Robots replacing journalists in major news outlets

Robots replacing journalists in major news outlets.

Robots replacing journalists and editorial workers for news coverage in Microsoft’s major news outlets, MSN, Microsoft News, and Microsoft Edge.

The company has been introducing AI into their work in the past few months, encouraging their staff to utilize the technology. Recently, automation has even filled more permanent roles in the US and UK.

Microsoft is using AI technology to scan, sort through, and filter out content that would later be published on Microsoft’s news apps and channels. Where humans were once used to curate endless streams of news and content, AI can help bolster productivity and even suggest image attachment to articles.

Easing the content gathering process is one thing, but some Microsoft employees drew the short end of the stick. 50 editors in the US, according to Business Insider, and 27 in the UK according to The Guardian have lost their positions, with AI-driven robots replacing journalists and editors in the last 2 months.

A Microsoft spokesperson stated that their decision to increase investment in some places and replacing or re-deploying others was a calculated one.
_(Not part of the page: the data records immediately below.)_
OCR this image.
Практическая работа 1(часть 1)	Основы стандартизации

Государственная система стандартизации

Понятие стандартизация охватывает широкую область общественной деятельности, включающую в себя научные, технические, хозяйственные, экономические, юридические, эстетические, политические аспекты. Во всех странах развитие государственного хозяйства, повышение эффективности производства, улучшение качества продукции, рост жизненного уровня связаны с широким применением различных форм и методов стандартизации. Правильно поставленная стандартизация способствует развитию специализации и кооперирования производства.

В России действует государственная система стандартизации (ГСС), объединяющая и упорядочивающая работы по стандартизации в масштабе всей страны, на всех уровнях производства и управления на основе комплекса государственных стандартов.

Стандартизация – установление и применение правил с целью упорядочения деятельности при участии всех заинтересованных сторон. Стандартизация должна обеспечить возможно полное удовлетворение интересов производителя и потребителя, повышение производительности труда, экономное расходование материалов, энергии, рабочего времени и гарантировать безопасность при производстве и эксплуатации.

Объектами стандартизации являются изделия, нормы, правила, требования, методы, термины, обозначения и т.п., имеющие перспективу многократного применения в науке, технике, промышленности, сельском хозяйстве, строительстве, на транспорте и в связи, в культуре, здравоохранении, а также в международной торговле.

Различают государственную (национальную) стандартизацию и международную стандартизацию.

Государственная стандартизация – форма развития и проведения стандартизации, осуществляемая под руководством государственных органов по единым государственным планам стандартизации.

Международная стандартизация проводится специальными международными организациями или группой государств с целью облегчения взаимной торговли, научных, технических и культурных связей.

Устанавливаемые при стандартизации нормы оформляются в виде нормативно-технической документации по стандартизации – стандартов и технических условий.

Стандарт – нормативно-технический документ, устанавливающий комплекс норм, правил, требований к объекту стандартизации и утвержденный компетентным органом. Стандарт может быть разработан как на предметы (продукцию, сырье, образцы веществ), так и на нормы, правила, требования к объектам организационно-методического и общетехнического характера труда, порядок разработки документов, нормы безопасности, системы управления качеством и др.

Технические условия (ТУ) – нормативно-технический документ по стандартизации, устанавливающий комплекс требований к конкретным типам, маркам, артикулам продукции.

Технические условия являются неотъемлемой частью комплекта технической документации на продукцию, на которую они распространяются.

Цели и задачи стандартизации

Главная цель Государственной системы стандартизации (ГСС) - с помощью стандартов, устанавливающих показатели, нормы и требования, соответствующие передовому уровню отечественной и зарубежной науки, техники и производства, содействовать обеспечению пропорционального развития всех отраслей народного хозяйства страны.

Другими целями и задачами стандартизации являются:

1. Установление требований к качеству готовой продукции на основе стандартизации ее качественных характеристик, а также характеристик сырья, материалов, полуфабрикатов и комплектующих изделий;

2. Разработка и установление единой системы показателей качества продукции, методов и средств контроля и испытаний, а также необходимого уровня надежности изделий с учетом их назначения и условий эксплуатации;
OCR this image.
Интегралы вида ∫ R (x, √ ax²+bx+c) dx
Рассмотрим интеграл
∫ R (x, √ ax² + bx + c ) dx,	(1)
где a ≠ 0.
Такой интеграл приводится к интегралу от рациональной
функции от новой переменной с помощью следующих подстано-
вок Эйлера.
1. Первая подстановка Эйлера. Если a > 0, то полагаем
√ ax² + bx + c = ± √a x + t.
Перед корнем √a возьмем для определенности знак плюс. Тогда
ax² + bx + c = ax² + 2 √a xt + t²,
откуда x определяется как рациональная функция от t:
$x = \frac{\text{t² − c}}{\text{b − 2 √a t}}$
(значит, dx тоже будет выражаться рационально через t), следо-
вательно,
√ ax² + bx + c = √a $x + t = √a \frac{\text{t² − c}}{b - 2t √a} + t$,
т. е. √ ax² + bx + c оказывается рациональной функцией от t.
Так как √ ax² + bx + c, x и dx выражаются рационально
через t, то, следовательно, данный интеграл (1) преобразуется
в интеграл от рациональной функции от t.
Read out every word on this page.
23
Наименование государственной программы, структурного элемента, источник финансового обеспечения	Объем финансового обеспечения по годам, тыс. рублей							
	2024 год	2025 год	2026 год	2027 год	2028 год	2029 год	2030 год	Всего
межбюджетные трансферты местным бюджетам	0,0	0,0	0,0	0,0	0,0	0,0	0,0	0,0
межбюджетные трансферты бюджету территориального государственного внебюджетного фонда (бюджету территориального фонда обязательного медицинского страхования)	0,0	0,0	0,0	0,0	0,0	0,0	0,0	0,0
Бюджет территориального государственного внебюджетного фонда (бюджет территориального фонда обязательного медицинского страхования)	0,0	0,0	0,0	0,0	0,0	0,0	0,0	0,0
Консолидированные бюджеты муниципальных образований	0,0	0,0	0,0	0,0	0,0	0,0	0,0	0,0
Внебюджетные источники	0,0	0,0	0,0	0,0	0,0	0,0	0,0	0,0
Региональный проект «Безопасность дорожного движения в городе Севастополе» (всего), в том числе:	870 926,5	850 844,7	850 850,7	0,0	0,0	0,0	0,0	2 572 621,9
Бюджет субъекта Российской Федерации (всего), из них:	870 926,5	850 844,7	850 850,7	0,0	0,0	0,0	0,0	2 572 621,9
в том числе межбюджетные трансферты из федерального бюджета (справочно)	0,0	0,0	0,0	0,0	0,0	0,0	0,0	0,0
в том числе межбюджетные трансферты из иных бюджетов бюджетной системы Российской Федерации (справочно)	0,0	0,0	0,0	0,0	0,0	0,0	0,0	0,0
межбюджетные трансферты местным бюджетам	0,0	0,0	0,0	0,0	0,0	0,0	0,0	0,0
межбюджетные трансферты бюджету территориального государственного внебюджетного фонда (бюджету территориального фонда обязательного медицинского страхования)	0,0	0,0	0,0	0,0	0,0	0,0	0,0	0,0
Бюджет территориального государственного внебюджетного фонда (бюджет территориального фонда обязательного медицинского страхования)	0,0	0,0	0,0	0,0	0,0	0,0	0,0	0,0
The layoffs, that continue, is a result of a review of strategy, and not a response to the pandemic as many other large companies are doing.
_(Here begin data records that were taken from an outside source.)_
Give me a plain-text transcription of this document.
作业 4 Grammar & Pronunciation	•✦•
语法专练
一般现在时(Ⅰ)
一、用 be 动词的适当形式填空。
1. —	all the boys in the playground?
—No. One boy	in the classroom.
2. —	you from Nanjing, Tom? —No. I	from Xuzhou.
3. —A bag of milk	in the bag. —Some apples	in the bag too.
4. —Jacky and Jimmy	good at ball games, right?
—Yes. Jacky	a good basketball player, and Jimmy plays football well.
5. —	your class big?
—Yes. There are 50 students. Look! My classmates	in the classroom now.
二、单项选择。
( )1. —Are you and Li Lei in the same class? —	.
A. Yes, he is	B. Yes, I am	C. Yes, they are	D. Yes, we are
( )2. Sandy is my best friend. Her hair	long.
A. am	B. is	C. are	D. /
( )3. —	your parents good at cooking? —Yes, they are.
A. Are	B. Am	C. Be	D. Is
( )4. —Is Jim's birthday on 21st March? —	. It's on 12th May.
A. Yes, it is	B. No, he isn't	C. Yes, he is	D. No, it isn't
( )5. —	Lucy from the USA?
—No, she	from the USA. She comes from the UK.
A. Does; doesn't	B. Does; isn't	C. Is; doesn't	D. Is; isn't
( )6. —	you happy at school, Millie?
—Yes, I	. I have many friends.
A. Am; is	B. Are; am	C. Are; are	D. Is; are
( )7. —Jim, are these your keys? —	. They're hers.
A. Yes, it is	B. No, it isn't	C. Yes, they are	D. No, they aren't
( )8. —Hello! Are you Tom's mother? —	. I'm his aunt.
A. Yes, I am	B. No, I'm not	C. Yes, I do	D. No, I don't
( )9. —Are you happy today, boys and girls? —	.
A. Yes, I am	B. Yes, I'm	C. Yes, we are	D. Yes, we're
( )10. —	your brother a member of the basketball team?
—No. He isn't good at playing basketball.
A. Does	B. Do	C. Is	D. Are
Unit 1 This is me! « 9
Microsoft has been into news casting since 1995 with the launch of MSN. Now with over 800 editors in 50 locations worldwide, the company’s news outlets are at a much larger scale than ever before. Robots replacing journalists are an example of the company scaling up their production to stay ahead.

Aside from the clear problem of human replacement, new business models incorporating AI are doing so out of necessity. Without utilizing modern technology to its fullest, news agencies will have to upgrade their gear it they are to stay in the news game.

Undoubtedly, modern society is in the midst of an intelligence revolution. Robots replacing journalists may just be setting a precedent for other industries in the near future.